Sex chromosomes usually determine whether you are female or male. Women are XX. Men are XY. However, genetically, a few women are actually men. They grow up as women with a woman’s body, and most only discover well into puberty that they are different. Danish researchers map for the first time how many women are genetically men. The proportion was higher than expected.
You cannot see it if you do not know what you are looking for. One in 15,000 males is born and grows up as a girl. And neither these girls nor their parents know it. These girls do not discover anything different until puberty.
“Girls born with XY chromosomes are genetically boys but for a variety of reasons – mutations in genes that determine sexual development – the male characteristics are never expressed. They live their lives as girls and then women, and a few can even give birth. Our research, which is the first nationwide survey in the world, shows that this group is up to 50% larger than previously assumed. How these girls discover the facts and talk openly about their situation also varies greatly,” explains Claus Højbjerg Gravholt, who led the study and is Clinical Professor in the Department of Clinical Medicine of Aarhus University.
Together with colleagues, he is investigating why sex chromosome abnormalities occur and therefore how people with XY chromosomes can become women. Two types of genetic mutations mostly make the difference; these were previously referred to as Morris syndrome and Swyer syndrome but are now collectively referred to as disorders of sex development (DSD).

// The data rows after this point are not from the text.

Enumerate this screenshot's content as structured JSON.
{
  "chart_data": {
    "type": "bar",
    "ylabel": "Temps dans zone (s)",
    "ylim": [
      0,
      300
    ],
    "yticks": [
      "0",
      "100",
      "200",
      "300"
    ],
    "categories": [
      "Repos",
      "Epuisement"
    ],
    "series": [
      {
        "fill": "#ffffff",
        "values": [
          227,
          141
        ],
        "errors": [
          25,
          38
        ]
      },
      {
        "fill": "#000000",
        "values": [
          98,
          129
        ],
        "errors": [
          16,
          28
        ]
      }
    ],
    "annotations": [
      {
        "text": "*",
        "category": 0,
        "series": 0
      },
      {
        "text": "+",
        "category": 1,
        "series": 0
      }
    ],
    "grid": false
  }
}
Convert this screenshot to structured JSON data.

“Morris syndrome is now called 46,XY DSD: androgen insensitivity syndrome. These people have an extremely high level of testosterone and other male sex hormones, but the testosterone does not affect the foetal cells that usually develop into male sexual organs because of a mutation in the androgen receptor gene. These people therefore have male chromosomes but are women socially and in external appearance. They do not have internal female sexual organs, and they form testicles that remain concealed in the abdominal cavity.”
The hidden men
Typically, most of the girls with androgen insensitivity syndrome discover by puberty that they differ from other girls. They do not menstruate, and most will never be able to give birth. Apart from the discovery that more women have XY chromosomes than previously assumed, the researchers were also surprised about the variation in when these girls and women discover that something is different. The girls with androgen insensitivity syndrome were diagnosed at an average age of 7–8 years old but some 34-year-old women with the syndrome had not yet been diagnosed.

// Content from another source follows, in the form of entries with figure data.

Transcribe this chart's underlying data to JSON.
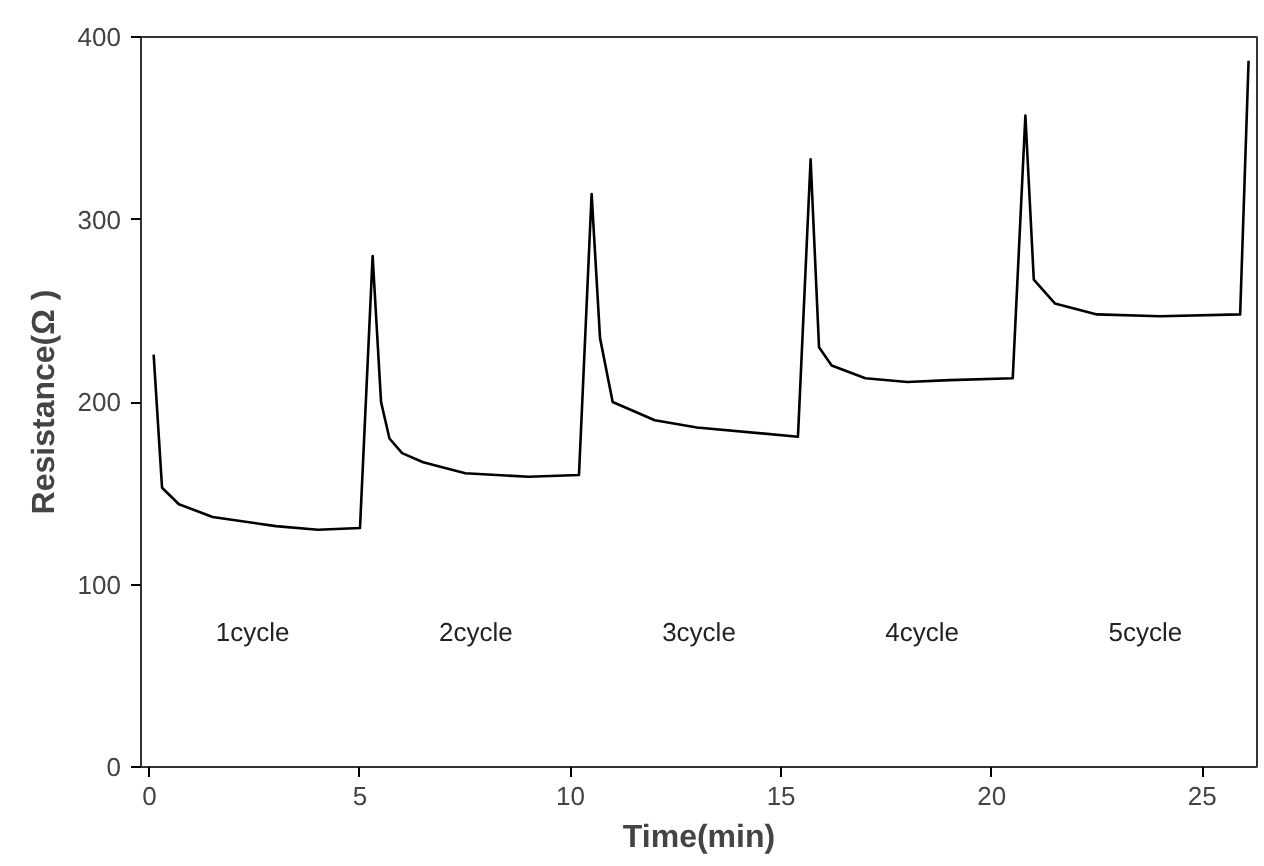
{
  "chart_data": {
    "type": "line",
    "xlabel": "Time(min)",
    "ylabel": "Resistance(Ω )",
    "x": [
      0.1,
      0.3,
      0.7,
      1.5,
      3,
      4,
      5.0,
      5.3,
      5.5,
      5.7,
      6.0,
      6.5,
      7.5,
      9,
      10.2,
      10.5,
      10.7,
      11.0,
      12,
      13,
      15.4,
      15.7,
      15.9,
      16.2,
      17,
      18,
      19,
      20.5,
      20.8,
      21.0,
      21.5,
      22.5,
      24,
      25.9,
      26.1
    ],
    "series": [
      {
        "color": "#000000",
        "values": [
          226,
          153,
          144,
          137,
          132,
          130,
          131,
          280,
          200,
          180,
          172,
          167,
          161,
          159,
          160,
          314,
          235,
          200,
          190,
          186,
          181,
          333,
          230,
          220,
          213,
          211,
          212,
          213,
          357,
          267,
          254,
          248,
          247,
          248,
          387
        ]
      }
    ],
    "xlim": [
      -0.2,
      26.3
    ],
    "ylim": [
      0,
      400
    ],
    "xticks": [
      0,
      5,
      10,
      15,
      20,
      25
    ],
    "yticks": [
      0,
      100,
      200,
      300,
      400
    ],
    "grid": false,
    "marker": "none",
    "line_style": "solid",
    "annotations": [
      "1cycle",
      "2cycle",
      "3cycle",
      "4cycle",
      "5cycle"
    ]
  }
}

This is surprising, although most of these women know that they cannot give birth and that they are configured slightly differently than other women. They just do not know why. Even more surprising, however, is the fact that the average age of girls being diagnosed with gonadal dysgenesis, previously known as Swyer syndrome, is 17 years.
The reason for this high age at diagnosis is presumably that these women actually develop sexual organs that are almost normal. Women with gonadal dysgenesis have a mutation in the SRY gene of the Y chromosome that encodes for a protein known as the testicular determining factor that normally results in the testicles developing in the early weeks of foetal development. In the absence of the protein, the testicles do not develop and female sexual organs that are almost normal develop instead.

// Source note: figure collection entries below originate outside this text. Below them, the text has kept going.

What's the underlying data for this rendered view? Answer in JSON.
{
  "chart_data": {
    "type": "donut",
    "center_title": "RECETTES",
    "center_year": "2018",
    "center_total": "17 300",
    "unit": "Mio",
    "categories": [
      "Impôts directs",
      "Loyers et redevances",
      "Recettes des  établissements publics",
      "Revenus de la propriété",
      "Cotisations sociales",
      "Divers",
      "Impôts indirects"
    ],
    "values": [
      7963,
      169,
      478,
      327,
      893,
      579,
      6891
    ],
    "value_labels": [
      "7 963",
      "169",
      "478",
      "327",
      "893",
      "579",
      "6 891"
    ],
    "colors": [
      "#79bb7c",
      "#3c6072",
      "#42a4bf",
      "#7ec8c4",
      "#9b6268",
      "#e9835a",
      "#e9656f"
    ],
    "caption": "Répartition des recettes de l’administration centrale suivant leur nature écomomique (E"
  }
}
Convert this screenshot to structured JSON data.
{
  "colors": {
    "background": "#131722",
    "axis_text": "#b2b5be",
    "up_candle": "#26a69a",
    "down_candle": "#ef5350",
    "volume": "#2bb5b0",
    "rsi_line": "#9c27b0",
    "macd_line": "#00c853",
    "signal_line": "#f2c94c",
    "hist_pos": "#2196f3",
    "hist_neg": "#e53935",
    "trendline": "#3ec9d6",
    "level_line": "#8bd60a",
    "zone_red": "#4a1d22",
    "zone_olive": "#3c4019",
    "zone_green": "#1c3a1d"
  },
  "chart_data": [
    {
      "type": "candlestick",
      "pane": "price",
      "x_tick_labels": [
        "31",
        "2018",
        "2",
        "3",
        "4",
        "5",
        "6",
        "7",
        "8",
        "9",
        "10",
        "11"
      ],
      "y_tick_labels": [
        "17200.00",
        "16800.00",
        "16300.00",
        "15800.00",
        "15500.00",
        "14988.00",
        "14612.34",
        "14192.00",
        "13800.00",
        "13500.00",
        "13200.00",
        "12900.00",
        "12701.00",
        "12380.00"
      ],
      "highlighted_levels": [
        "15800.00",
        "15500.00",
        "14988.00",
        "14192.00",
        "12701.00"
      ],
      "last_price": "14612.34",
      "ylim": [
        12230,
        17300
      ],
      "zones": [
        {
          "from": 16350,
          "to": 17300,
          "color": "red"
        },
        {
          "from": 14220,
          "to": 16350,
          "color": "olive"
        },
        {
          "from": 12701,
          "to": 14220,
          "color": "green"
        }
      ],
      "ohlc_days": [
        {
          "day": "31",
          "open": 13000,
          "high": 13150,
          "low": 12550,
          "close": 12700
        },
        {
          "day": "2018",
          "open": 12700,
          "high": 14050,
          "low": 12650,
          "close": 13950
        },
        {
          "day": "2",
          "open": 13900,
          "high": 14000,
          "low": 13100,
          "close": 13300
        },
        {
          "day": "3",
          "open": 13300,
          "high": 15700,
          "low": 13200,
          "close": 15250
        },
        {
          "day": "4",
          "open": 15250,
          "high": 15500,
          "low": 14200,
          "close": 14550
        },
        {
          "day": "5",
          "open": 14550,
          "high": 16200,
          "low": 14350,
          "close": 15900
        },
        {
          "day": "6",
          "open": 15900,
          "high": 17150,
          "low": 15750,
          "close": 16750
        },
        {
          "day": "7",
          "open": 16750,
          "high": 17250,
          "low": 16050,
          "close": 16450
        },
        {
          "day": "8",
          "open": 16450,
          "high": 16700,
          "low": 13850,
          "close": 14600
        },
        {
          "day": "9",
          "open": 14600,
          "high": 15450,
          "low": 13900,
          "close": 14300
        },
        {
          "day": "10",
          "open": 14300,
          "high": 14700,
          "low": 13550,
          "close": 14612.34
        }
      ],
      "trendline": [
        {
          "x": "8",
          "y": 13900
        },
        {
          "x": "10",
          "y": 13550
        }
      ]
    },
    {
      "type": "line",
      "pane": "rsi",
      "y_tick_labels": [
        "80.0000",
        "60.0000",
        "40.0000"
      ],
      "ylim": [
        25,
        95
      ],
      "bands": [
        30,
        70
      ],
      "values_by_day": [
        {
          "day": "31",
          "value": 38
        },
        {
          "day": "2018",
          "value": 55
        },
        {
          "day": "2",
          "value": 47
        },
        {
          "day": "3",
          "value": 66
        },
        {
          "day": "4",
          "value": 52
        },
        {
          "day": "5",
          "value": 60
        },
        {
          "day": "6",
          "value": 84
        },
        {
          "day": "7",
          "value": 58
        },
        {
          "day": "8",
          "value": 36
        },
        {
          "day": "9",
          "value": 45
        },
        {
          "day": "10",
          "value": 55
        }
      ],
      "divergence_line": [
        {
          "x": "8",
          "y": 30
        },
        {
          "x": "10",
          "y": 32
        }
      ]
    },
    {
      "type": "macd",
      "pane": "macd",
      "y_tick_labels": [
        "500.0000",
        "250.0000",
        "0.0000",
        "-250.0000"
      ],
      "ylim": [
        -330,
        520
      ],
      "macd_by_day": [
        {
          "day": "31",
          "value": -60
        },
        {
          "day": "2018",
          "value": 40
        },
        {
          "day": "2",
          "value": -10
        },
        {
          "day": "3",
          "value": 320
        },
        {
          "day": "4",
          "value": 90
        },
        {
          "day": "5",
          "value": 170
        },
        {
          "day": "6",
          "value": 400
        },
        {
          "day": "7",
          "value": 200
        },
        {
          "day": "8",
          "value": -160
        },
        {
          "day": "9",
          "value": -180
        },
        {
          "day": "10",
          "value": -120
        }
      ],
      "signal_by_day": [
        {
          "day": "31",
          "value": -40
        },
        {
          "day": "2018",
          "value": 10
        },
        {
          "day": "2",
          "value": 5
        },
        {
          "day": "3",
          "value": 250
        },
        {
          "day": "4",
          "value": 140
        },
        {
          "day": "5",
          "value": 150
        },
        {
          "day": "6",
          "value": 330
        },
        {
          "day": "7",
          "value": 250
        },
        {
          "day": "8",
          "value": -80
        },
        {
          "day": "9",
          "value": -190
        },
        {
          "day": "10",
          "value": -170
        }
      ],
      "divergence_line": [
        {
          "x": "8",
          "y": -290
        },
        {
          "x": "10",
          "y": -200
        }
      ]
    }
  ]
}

The women do not develop secondary female characteristics such as breasts, but they have a womb, so with appropriate hormone treatment and fertilized egg implantation they can actually become pregnant and give birth. The greatest problem is that their ovaries are not developed, and if the ovaries are not removed they have an increased risk of developing ovarian cancer.
Denmark is unique
Claus Højbjerg Gravholt’s group focuses intensively on the resulting diseases associated with sex chromosome abnormalities. These are mostly important for the people with the abnormalities but are also important in a wider context for understanding many disease processes at the genetic, molecular, clinical and epidemiological levels.
The idea is that this research can help us to understand major disease groups such as type 2 diabetes and heart disease that are more frequent among people with sex chromosome abnormalities. Since these people have a higher prevalence of the resulting diseases, detecting the patterns is also easier. Ultimately, we hope that this knowledge will benefit these women and other people with diabetes or heart disease.
The Danish researchers mainly focus on helping and treating the women and men with sex chromosome abnormalities. These people typically face physical challenges related to their sexuality, their inability to give birth or the diseases resulting from lack of sex hormones. They also face mental challenges.
“It is very upsetting for people who have grown up and lived for years believing that they are of a particular sex to suddenly discover that they are actually of the opposite sex. This can be a relief but can also be a loss. For most people it comes as a shock that upends their whole identity. Coping with this can take years,” concludes Claus Højbjerg Gravholt.
“Incidence, prevalence, diagnostic delay, and clinical presentation of female 46,XY disorders of sex development” was published in September 2016 in the Journal of Clinical Endocrinology and Metabolism.
In 2013–2015, the Novo Nordisk Foundation awarded a grant for research on sex chromosome syndromes to the Claus Højbjerg Gravholt group at the Department of Clinical Medicine of Aarhus University.